アパレル・フットウェア製品の価格上昇も短期的に65~87%と見込まれ、成長回復を鈍化させる要因となり得る。とはいえ、製造拠点分散や国内販売用製品の現地生産など、リスクヘッジ策は進行しており、依然ブランド力は健在である。ただし、景気後退や貿易摩擦激化による影響には慎重な見極めが必要であり、株価回復には相応の時間を要する可能性が高い。

ナイキにのしかかる関税コストとサプライチェーン再編の実態

ナイキ(NKE)は、2025年4月時点でフットウェアの18%、アパレルの16%を中国から供給しており、米中貿易戦争激化に伴う関税負担が深刻な懸念材料となっている。
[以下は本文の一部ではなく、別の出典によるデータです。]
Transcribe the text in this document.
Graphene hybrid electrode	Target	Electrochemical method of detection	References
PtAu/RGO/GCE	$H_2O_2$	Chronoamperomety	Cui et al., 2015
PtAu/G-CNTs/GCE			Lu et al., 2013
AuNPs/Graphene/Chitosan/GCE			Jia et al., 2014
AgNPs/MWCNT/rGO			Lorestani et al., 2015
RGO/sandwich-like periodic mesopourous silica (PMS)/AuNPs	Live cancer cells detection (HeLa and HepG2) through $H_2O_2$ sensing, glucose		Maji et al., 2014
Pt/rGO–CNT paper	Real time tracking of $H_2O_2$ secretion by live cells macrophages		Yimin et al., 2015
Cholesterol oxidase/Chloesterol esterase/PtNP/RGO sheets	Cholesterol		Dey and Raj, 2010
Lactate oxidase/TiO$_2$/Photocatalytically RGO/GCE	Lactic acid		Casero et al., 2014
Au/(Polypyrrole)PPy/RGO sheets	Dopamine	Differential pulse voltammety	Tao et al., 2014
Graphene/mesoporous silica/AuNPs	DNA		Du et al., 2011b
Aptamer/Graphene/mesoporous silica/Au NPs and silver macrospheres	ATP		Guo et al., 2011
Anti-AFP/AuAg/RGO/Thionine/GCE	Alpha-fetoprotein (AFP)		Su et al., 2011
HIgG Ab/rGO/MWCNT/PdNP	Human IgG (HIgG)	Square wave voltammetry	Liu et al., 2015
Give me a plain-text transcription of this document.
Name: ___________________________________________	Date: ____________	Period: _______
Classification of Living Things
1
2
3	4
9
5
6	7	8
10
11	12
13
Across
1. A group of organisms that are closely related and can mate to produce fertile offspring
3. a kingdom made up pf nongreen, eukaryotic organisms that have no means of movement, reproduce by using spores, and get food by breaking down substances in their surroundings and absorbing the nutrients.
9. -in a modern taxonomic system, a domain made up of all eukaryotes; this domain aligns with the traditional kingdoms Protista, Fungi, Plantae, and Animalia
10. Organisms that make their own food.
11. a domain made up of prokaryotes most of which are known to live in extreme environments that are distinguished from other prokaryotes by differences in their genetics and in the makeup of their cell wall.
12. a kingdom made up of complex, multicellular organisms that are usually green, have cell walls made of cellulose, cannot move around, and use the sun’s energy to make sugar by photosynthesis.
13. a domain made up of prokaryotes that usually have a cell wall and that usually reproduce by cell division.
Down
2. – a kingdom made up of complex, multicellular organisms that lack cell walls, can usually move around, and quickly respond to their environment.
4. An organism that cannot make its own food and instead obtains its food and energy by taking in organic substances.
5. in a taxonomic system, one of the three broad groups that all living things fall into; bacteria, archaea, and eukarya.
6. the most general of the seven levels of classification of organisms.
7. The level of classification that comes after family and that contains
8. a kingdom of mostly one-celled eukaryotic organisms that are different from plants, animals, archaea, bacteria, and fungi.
現在、中国製品に対する関税率は145%に達し、ナイキの第4四半期における粗利益率は400〜500ベーシスポイントの低下が予想されている。

モトリーフール・リサーチとイェール大学バジェット・ラボの分析によれば、関税の影響でアパレル価格は短期で65%、長期で25%上昇、靴を含む革製品は短期で87%、長期で29%上昇する見込みである。こうした状況に対し、ナイキは製造拠点をベトナムなど中国外に分散する動きを加速させ、中国市場向け商品は現地生産する方針を進めている。

ベトナムとの緊張緩和もリスク軽減に寄与しているが、コスト高を完全に回避するのは困難であり、価格転嫁かコスト吸収かの判断を迫られる局面にある。これらの事実は、ナイキが依然として貿易リスクを内包していることを示唆しており、回復戦略を支える基盤整備にはなお時間が必要と考えられる。

成長回復を阻む外部リスクとナイキの競争力維持への課題

ナイキはエリオット・ヒルCEOの下で、小売パートナーとの関係修復、在庫管理の見直し、新商品の開発強化、スポーツ分野への原点回帰といった施策を展開している。これによりランニングカテゴリーでは成長軌道を取り戻し、On Holdingやデッカーズのホカブランドとの競争にも再び対抗力を見せ始めた。

しかし、中国市場では為替調整後ベースで売上が15%減少しており、貿易戦争の長期化や中国経済の悪化、アメリカブランドへの反発感情が一層強まれば、さらなる売上低下リスクが浮上する。ナイキにとって中国は単なる製造拠点ではなく、巨大市場でもあるため、この二重の依存構造は短期的な回復を阻害する要素となる可能性がある。

一方で、競合他社も同様の課題を抱えており、ナイキのみが不利な立場に置かれるわけではない。依然として高いブランド価値を背景に、ナイキは中長期的に安定成長へ復帰する可能性を保有しているものの、その歩みは外部環境次第で大きく左右される構図にある。